Mayor of London Sadiq Khan has also previously called for an uplift in housing, with more social-rented and other genuinely affordable homes.
A statement from jv partner Transport for London welcomed the new partners and added: “We look forward to working with them in the Earls Court Partnership to deliver a scheme that is compliant with the draft London Plan, with much higher levels of affordable homes.”
Residents and community ownership
Linda Wade, Liberal Democrat councillor for Earls Court and founder of the Earls Court Area Action Group representing businesses and residents across the 77 acres, says the group has requested to meet with Delancey to discuss proposals.
“ECAAG would like to see a range of housing options,” she says. “We need to see social-rented housing, London affordable rents, market homes, market rent – something that actually replicates the socio-economic demographics of Earls Court.”
Wade adds that the group was “delighted” at the council taking back the West Kensington and Gibbs Green estates. But she notes: “It does have some drawbacks because of the connectivity.”

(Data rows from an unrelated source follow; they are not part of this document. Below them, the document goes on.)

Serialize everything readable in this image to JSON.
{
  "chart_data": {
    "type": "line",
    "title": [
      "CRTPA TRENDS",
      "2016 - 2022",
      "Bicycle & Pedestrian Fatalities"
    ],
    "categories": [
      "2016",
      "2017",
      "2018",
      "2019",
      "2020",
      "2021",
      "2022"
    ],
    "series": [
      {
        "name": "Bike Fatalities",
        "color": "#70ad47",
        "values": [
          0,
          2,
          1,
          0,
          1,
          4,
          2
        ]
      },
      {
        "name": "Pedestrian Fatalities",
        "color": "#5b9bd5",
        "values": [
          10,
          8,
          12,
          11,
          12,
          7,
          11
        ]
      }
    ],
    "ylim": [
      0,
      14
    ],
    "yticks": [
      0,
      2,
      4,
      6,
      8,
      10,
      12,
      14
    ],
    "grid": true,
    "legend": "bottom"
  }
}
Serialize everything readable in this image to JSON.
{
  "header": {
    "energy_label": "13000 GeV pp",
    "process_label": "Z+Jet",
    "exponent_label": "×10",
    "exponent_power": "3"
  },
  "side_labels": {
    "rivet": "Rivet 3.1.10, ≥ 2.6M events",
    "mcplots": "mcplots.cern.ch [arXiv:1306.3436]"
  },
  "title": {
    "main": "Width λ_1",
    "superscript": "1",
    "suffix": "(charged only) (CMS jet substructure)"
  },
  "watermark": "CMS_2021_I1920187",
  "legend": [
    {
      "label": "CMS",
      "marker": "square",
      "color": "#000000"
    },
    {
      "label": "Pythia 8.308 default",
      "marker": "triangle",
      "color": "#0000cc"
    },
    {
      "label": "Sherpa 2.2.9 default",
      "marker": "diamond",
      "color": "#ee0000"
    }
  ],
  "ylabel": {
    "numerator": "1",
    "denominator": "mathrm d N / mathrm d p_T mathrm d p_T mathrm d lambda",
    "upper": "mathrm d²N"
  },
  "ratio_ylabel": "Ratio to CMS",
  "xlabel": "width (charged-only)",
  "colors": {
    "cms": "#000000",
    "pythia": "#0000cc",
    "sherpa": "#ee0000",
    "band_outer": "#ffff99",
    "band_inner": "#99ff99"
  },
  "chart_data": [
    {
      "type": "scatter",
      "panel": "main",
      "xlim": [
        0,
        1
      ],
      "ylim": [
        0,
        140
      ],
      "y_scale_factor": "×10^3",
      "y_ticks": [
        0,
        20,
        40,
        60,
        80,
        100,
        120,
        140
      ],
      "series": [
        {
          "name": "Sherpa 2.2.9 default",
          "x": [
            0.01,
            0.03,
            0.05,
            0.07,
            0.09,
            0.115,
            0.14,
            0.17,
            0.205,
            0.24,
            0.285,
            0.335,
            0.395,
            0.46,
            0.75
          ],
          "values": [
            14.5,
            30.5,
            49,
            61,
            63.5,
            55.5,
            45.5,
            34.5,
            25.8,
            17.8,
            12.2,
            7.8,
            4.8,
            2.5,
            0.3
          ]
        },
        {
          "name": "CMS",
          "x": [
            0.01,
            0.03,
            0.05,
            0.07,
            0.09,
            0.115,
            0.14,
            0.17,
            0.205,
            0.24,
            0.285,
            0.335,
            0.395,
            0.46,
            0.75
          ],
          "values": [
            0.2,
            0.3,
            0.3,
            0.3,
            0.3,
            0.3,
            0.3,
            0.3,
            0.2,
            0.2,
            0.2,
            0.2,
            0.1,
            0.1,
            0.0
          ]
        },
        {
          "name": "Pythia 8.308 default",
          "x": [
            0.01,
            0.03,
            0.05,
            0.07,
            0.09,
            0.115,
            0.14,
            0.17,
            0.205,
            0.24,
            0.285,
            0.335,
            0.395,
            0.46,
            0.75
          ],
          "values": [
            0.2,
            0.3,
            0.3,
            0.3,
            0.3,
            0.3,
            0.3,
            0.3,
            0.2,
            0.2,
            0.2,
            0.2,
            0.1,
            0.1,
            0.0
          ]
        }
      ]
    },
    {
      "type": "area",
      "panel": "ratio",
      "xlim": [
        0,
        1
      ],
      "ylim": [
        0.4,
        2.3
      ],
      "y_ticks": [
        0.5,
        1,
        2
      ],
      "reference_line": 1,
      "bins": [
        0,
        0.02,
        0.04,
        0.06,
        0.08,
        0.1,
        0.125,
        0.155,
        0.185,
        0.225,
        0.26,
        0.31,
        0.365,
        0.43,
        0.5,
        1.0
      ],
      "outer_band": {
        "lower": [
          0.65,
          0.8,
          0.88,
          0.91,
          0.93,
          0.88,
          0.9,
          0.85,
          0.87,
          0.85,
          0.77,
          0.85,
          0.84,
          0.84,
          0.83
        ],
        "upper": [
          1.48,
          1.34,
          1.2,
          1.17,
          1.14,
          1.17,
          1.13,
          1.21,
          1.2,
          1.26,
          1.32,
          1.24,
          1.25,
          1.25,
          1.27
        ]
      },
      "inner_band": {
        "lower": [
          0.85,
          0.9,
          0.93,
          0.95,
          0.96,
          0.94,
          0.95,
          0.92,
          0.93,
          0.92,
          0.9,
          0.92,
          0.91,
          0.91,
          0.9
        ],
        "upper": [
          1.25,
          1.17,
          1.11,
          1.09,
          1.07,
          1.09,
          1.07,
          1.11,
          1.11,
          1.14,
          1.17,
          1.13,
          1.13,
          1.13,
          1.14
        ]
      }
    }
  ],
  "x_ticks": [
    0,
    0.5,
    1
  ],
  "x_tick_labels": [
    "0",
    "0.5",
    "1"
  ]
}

Closing off the estates to any redevelopment threatens creating a 20-acre barricade as development proceeds on the site of the former exhibition centre. “That is a problem because as soon as you introduce an uplift in the population you have to think about traffic movement, on the road and on the Tube,” says Wade.
“Everybody wants the people to be secured now; the conditional land sale agreement was supposedly the reason why we couldn’t,” says Jonathan Rosenberg, community organiser for the estates. “There is now no barrier to getting on with the community ownership process.”
In July, then housing minister Kit Malthouse backed Hammersmith & Fulham Council’s rejection of West Kensington and Gibbs Green Community Homes’ bid to take control of the housing stock. The Ministry of Housing, Communities and Local Government said the transfer would have a “significant detrimental impact on the regeneration” and noted that the group did not meet the criteria for a tenant group.
Cowan says: “We would work with a tenants’ association and directly with the residents, but we will not be working with anybody else.”
Jackie Sadek, chief operating officer at UK Regeneration, says: “That is just the wrong position really. They should put the two estates into community ownership and take a leaf out of Kensington & Chelsea’s book.”
The Royal Borough of Kensington & Chelsea has embarked on a programme of community ownership in the wake of the tragedy at Grenfell Tower.
“It would be a far more progressive, sustainable solution and would allow the residents to have skin in the game and take pride and ownership in their homes,” Sadek says. “That way I think you would get far more buy-in from the residents for whatever Delancey wants to do with the wider site.”
As Capco finally sheds Earls Court and moves on to its “trophy asset”, the Covent Garden REIT, a takeover bid from institutional funds is seen by some analysts as likely. For Delancey, the future may be less predictable as it takes the helm at Earls Court, juggling the demands of investors, councils and residents against the backdrop of an evolving residential market.